Introduction: Backyard Firepit
For this project you’re going to need a can-do attitude and three times more trips to Lowes than you initially planned for. Also, hiring some fluffy project managers is a must.
Treated wood 4x4x8 - Severe Weather 4-in x 4-in x 8-ft Standard Pressure Treated Lumber
Wood screws - Hillman 1/4-in x4-in Black Ceramic Hex Washer Exterior Landscape Screws
Rebar - Steel Rebar (Common: 0.5-in x 4-ft; Actual: 0.5-in x 3.9167 Feet)
Lava rock - Greensmix 0.5-cu ft Red Lava Rock
Retaining wall block - Basic Gray Retaining Wall Block (Common: 4-in x 12-in; Actual: 4-in x 11.5-in)
Step 1: Pick Your Spot and Clear It Out
First, pick the spot you’d like your firepit to be. Make sure to look up local rules for fires and fire pits (HOA, city regulations), so you won’t break rules with your plans. If you’re ambitious, you can choose a spot deep in the woods of your property, so you have to dig out to make it level and get rid of the plants. Would’ve been so much easier to pick a flat spot! Instead, we used the shovel and pick axe to start the clearing and leveling process. Luckily, we had a friendly neighbor who also helped us out with his back hoe for a few hours when we hit clay beneath the top organic layers of soil, but your level of work will depend on your soil type.
Step 2: Level and Prepare for Retaining Wall
After weeds, roots, and grass are clear, get to work with a level. Try to get it as close to level across the length of the firepit. Work alternating with the hose to get the ground wet and compactor to pack the dirt. Since this area was dug out, you also needed to setup a retaining wall to block off the side that was dug out.
Step 3: Setting the Bottom Layer
The bottom/start of the wall is important to make sure the wall is level, not leaning in one direction, and giving it stability to build up the next 8 layers. After the holes were dug to hold the bottom layer and rocks were leveled out, boards were cut and lined up. The bottom layer was also where you should drill holes (using an impact driver) for rebar and used a sledgehammer to pound it in, 2-3 holes depending on the length of the boards.
Step 4: Building the Wall
To build the wall, boards should be stacked and staggered how you like the joints to look. We went with tinker toy/lego overlaps on the corners, but they could have been cut straight. On each layer, wood screws should be used to attach them to the layer below. If cuts are need to match up the stagger, use a circular saw.
Step 5: Deadman's Hook
To secure the wall even more, lay a "deadman" or t-shaped block, dug into the dirt behind the wall. This will hold the wall upright and prevent it from leaning from the weight of the dirt. Add one "T" to each portion of the wall (x3 for us).
Step 6: Top of the Wall
Finish off the top of the wall with however many layers you need, we had 8.

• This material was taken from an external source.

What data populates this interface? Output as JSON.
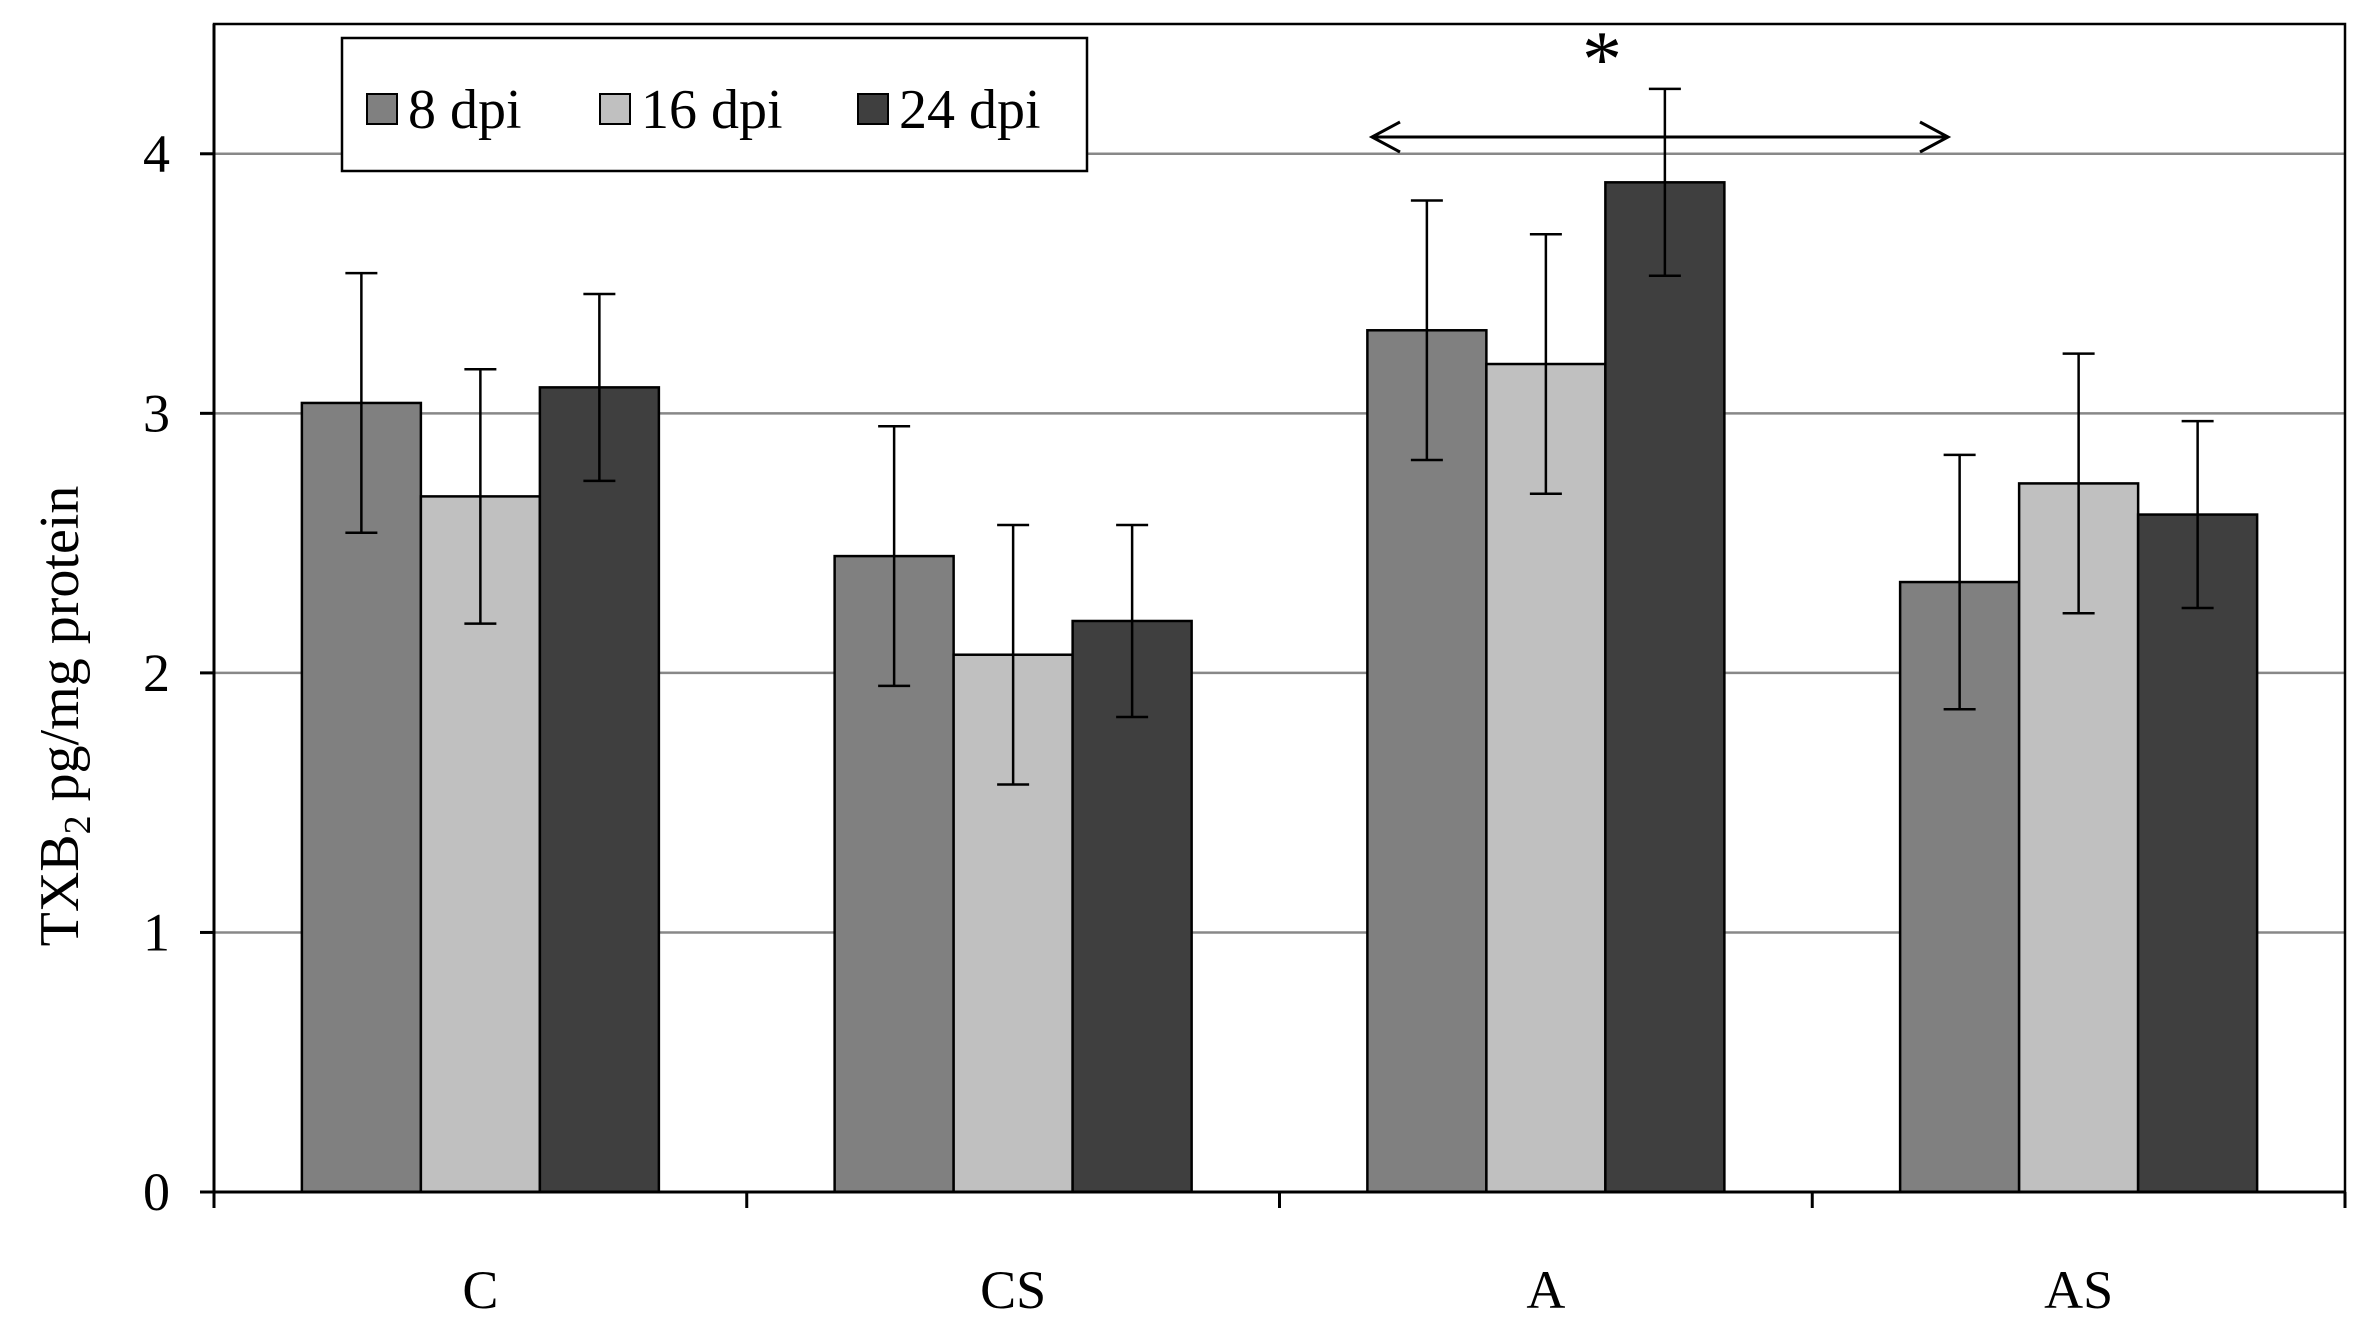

Step 7: Digging Out the Fire Pit
After the main retaining wall was complete dig out the fire pit. For this, lay out the retaining wall bricks in a circle to determine the appropriate size. When the size was drawn out, and bricks put to the side, dig in to make it level. When the pit itself was level, replace the first brick layer. Then lay layer number 2, and glue with concrete sealer. Then layer 3, then layer 4 to top it off. Place lava rock at the bottom of the fire pit and you can insert a metal fire ring if desired.
Step 8: Spreading Rock
For this step, spray weed killer, lay weed barrier down, and then spread round rock evenly over the top using a shovel and the hoe.
Step 9: Just When You Thought You Were Done...framing Wall
Just when you think you are done, the rocks may start spilling down the hill. Framing it with more of the boards on the sides and downhill side is the solution to keep the rocks contained and level. The puppy supervisors can help you get more boards, cut the shapes, restart the process to lay the base boards, then build up 3 layers to contain all of the rocks.
Step 10: Last Step: Enjoy
For the last step, build a table, set up some chairs, and start the fire!